Now, a team led by Zoran Mikic (Science Applications International Corporation, San Diego) has developed a model that can accurately predict the behavior of the corona, the Sun's hot outer atmosphere. At the June 26th meeting of the American Astronomical Society's Solar Physics Division, Mikic and his colleagues reported that their model had accurately predicted the structure of the corona during the March 29th solar eclipse. And though the model still cannot predict CMEs, researchers think that predicting the corona's structure is the first step.
"It's a real breakthrough," says Luhmann, who was not involved in the study. "I do not know of another coronal model with this level of realism. From now on, the corona can routinely be described more accurately — which is just what we need to go to the next step of modeling CMEs."
Currently, sunspots are the best clues that CMEs might be coming. These dark splotches are regions where magnetic-field lines close over the corona like restraining ropes. When the lines snap to new shapes, the region of suddenly freed coronal gas erupts. But CMEs sometimes unpredictably erupt nowhere near sunspots, when solar filaments flare up and then collapse back onto the corona.

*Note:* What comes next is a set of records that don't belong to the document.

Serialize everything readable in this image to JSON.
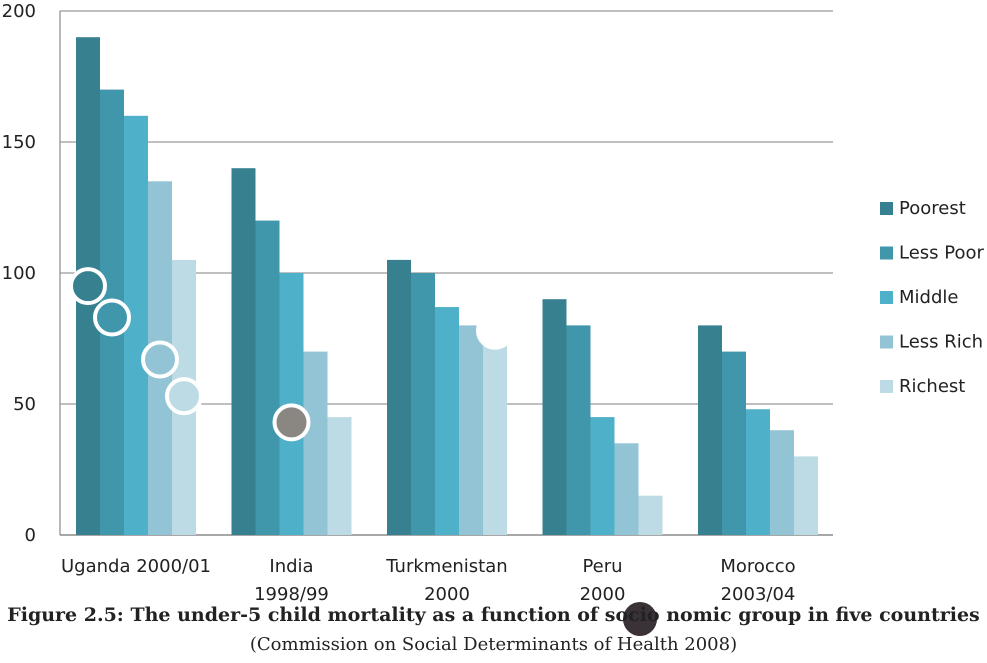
{
  "chart_data": {
    "type": "bar",
    "categories": [
      [
        "Uganda 2000/01"
      ],
      [
        "India",
        "1998/99"
      ],
      [
        "Turkmenistan",
        "2000"
      ],
      [
        "Peru",
        "2000"
      ],
      [
        "Morocco",
        "2003/04"
      ]
    ],
    "series": [
      {
        "name": "Poorest",
        "color": "#37808f",
        "values": [
          190,
          140,
          105,
          90,
          80
        ]
      },
      {
        "name": "Less Poor",
        "color": "#4097ab",
        "values": [
          170,
          120,
          100,
          80,
          70
        ]
      },
      {
        "name": "Middle",
        "color": "#4fb0c9",
        "values": [
          160,
          100,
          87,
          45,
          48
        ]
      },
      {
        "name": "Less Rich",
        "color": "#93c4d5",
        "values": [
          135,
          70,
          80,
          35,
          40
        ]
      },
      {
        "name": "Richest",
        "color": "#bcdbe5",
        "values": [
          105,
          45,
          75,
          15,
          30
        ]
      }
    ],
    "ylim": [
      0,
      200
    ],
    "yticks": [
      0,
      50,
      100,
      150,
      200
    ],
    "grid": true,
    "legend": "right",
    "title": "",
    "xlabel": "",
    "ylabel": ""
  },
  "caption": {
    "title": "Figure 2.5: The under-5 child mortality as a function of socio     nomic group in five countries",
    "source": "(Commission on Social Determinants of Health 2008)"
  },
  "markers": [
    {
      "series": 0,
      "category": 0,
      "value": 95,
      "fill": "#37808f"
    },
    {
      "series": 1,
      "category": 0,
      "value": 83,
      "fill": "#4097ab"
    },
    {
      "series": 3,
      "category": 0,
      "value": 67,
      "fill": "#93c4d5"
    },
    {
      "series": 4,
      "category": 0,
      "value": 53,
      "fill": "#bcdbe5"
    },
    {
      "series": 2,
      "category": 1,
      "value": 43,
      "fill": "#8a8682"
    },
    {
      "series": 4,
      "category": 2,
      "value": 78,
      "fill": "#ffffff"
    }
  ],
  "overlay_dot_color": "#3a3236"
}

Researchers have been trying to model the corona for decades, but no models have been able to take into account how energy is transferred within the atmosphere. The new model allows researchers to map pressure and density changes, and to predict the large-scale magnetic structure of the corona. Such maps are the first step toward predicting how magnetic-field lines will behave and when potentially dangerous CMEs will erupt.
"We must know the background corona to make accurate space weather predictions," says Joseph Davila (NASA/Goddard Space Flight Center), executive director of the International Heliophysical Year Secretariat. "The Mikic model is a big step in developing this background model."